Ireland is not unique when it comes to the power and responsibility it afforded to priests, he maintained. “I think Poland is a good comparison because once you have Catholicism mixed with national identity and particularly when national identity was oppressed, Catholicism created a place for people to keep their nationality and national culture alive so whether in Poland or Ireland we had that oppression, once it disappeared in Ireland after the British left or in Poland after the fall of communism, the Church suddenly expanded like in thanks for standing by us but in moments when there is an unchecked authority, problems will begin, you will have that if a political party is not checked by its opposition, it is uniquely human. I would always say the Irish Catholic experience was as much Irish as it was Catholic, in hindsight won when some of it went wrong to point the finger at those Bishops or priests I think is falsifying history. Sometimes after the fact realising the priest was a bully and if we only stood up to him it would have been different, acknowledging that you didn’t stand up for yourself or your family is quite painful”.

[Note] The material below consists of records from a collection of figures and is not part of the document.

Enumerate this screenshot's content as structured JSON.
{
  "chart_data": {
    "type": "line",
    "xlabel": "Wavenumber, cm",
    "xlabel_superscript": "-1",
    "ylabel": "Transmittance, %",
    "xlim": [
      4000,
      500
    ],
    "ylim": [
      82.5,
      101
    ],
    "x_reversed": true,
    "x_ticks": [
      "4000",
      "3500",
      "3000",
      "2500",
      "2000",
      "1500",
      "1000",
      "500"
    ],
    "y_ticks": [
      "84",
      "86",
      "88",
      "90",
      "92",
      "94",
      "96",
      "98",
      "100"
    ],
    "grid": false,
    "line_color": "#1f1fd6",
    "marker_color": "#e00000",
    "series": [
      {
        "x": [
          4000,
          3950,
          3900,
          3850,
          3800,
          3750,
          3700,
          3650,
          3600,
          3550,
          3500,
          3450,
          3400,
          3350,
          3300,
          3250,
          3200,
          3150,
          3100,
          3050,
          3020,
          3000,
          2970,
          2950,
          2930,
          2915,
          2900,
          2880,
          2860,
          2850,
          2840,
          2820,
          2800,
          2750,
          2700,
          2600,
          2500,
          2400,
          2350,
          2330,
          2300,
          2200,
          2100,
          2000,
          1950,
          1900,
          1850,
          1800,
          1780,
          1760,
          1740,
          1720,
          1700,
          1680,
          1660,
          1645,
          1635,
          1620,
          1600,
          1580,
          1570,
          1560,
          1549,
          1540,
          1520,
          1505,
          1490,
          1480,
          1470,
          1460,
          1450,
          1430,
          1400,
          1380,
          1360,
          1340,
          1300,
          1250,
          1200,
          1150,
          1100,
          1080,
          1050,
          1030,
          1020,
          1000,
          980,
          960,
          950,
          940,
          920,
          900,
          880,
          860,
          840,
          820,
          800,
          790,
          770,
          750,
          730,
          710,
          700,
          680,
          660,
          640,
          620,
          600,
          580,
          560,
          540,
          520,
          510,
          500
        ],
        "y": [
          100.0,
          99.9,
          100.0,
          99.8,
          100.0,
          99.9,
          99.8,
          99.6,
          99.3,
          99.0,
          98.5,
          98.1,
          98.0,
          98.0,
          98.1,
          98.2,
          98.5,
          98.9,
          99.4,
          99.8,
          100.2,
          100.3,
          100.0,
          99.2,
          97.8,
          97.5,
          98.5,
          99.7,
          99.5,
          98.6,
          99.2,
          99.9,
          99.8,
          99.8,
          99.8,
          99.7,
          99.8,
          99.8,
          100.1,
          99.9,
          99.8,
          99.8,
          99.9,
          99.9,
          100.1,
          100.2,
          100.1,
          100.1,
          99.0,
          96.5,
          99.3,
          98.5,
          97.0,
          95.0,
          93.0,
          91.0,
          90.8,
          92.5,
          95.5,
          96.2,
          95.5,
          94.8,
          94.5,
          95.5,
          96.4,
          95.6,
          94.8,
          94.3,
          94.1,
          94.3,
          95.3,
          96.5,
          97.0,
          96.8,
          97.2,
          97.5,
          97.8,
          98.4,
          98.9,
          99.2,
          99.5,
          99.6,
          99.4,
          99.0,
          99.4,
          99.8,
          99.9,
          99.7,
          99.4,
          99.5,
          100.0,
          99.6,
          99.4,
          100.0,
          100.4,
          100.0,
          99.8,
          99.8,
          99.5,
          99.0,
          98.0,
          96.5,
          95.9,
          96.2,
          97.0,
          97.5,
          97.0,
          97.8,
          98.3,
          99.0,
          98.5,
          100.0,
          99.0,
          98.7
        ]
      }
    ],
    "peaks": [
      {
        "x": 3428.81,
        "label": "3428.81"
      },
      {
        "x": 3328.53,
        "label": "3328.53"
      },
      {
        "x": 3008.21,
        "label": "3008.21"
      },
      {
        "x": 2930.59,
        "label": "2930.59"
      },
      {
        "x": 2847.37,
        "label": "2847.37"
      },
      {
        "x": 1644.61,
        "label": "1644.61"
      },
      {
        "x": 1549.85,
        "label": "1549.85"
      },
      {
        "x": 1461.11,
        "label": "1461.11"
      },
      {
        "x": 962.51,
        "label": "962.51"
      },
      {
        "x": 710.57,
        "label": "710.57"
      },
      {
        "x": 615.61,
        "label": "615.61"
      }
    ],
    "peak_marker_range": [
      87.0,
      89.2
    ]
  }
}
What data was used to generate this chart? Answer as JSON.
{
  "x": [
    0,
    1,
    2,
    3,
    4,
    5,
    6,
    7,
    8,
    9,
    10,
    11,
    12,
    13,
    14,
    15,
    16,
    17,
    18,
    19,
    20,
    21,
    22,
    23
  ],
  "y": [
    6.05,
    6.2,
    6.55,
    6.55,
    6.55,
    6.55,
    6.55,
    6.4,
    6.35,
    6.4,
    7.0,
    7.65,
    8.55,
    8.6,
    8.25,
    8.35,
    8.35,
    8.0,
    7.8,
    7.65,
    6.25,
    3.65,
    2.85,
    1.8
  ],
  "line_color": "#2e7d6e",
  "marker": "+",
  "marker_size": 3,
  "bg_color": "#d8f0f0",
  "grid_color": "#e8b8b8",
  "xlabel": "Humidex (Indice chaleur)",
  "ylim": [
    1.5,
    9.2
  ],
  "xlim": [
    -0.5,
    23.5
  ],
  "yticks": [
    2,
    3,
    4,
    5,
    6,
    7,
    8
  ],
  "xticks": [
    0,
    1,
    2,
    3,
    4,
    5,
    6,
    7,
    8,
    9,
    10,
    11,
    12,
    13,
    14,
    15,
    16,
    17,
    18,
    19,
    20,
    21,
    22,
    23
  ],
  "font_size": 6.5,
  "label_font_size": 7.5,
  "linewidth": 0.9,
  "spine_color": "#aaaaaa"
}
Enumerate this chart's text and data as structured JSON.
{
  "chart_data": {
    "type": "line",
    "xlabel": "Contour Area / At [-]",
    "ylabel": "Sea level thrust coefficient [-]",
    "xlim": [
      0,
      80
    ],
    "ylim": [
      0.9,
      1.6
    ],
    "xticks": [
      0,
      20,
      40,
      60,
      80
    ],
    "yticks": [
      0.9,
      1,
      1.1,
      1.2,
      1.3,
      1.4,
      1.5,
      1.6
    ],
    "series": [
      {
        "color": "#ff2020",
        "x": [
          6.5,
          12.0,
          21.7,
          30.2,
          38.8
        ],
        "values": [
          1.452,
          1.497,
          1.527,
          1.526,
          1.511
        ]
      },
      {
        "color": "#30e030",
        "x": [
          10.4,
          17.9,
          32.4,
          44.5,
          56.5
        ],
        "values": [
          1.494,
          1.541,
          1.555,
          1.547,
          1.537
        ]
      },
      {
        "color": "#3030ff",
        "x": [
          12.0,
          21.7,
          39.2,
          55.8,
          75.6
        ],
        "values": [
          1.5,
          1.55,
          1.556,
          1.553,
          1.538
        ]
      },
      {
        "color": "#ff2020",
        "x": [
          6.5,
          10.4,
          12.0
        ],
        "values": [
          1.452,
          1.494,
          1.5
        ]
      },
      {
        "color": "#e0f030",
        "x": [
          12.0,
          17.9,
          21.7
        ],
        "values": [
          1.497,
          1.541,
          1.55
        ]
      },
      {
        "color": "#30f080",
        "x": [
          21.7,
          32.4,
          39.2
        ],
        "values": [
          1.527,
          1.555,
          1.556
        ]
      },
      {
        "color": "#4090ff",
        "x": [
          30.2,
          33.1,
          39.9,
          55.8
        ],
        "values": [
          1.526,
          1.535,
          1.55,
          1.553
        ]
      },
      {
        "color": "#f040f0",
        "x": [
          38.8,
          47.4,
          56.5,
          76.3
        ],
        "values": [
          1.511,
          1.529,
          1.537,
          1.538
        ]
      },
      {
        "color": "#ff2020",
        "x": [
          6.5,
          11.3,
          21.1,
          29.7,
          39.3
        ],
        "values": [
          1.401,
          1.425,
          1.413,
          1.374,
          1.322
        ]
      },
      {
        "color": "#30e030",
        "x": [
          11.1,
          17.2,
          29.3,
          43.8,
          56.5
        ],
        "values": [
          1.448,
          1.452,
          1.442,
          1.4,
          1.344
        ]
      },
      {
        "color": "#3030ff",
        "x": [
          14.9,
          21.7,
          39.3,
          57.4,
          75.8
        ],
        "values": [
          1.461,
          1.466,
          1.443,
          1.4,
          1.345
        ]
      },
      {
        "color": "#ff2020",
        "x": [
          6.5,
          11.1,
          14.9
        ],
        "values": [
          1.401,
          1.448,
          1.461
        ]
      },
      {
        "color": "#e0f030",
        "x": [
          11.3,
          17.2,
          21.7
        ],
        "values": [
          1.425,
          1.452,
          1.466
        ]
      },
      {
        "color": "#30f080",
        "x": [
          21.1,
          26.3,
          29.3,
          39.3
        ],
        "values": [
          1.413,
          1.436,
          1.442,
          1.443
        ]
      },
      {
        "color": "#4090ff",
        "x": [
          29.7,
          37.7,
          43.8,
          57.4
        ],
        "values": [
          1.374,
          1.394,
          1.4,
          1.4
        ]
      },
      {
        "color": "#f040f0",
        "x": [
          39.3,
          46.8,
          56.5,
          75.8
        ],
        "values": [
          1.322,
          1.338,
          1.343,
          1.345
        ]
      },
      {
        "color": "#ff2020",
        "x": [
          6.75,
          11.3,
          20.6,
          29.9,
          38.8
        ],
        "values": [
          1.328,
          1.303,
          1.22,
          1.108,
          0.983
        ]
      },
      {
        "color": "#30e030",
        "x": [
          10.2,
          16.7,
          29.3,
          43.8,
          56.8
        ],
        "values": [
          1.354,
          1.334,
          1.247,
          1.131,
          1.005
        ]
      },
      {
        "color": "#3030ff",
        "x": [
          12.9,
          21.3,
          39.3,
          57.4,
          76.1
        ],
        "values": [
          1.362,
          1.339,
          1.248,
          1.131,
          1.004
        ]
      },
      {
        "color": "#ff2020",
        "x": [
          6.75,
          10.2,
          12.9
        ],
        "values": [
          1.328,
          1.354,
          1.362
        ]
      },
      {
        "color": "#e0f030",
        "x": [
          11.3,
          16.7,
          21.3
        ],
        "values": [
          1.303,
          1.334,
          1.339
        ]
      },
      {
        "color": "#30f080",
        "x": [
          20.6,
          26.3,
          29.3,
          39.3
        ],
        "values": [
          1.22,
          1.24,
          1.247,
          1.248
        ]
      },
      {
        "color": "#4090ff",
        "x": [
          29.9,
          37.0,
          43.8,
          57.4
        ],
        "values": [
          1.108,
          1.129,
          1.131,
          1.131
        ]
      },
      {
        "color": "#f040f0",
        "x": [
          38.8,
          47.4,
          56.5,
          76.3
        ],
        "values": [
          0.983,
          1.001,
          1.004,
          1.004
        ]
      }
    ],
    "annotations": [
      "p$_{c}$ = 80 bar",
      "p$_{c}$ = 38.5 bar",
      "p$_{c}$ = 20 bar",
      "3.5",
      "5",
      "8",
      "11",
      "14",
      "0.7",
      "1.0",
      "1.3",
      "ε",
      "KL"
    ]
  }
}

This weekend marks his first appearance at EBCF and it is one, he is looking forward to. “I love Ireland’s festival structure, it is amazing how it goes, this year getting people back is like live music in Germany with people dying to have something. It is remarkable that the book did so well, I joked with my publisher that if it sells well and people turn to the book of their own free will we’ll know that the pandemic was serious because imagine the Irish Catholic Experience is not the lightest of reads but I’ve tried to make it light and accessible to people, the fact that so many people wanted to read it just shows we’re still a nation of readers and talkers, the pandemic hasn’t stopped that”.

In preparing for his first book, there was an element of trying to fool himself, Derek admitted. “I wasn’t writing the book because sometimes you think oh I’ll have my breakfast and then I’ll go climb Mount Everest but if you think of Mount Everest as a collection of smaller peaks then it isn’t impossible to climb it, I convinced myself I was writing a series of long articles and essays about this subject because it is such a massive subject both in the issues and the timespan were talking back to the days of St Patrick so I was trying to break it up into individual chapters which made it more manageable for me in balancing my work but I also like to think it makes it more manageable for the reader, most of the chapters are self contained so people can read them and say I’ve got that now and read them in various order, it is trying to make quite a vast and intimidating story of Irish Catholicism accessible to the reader, that was the necessity for me as the writer”.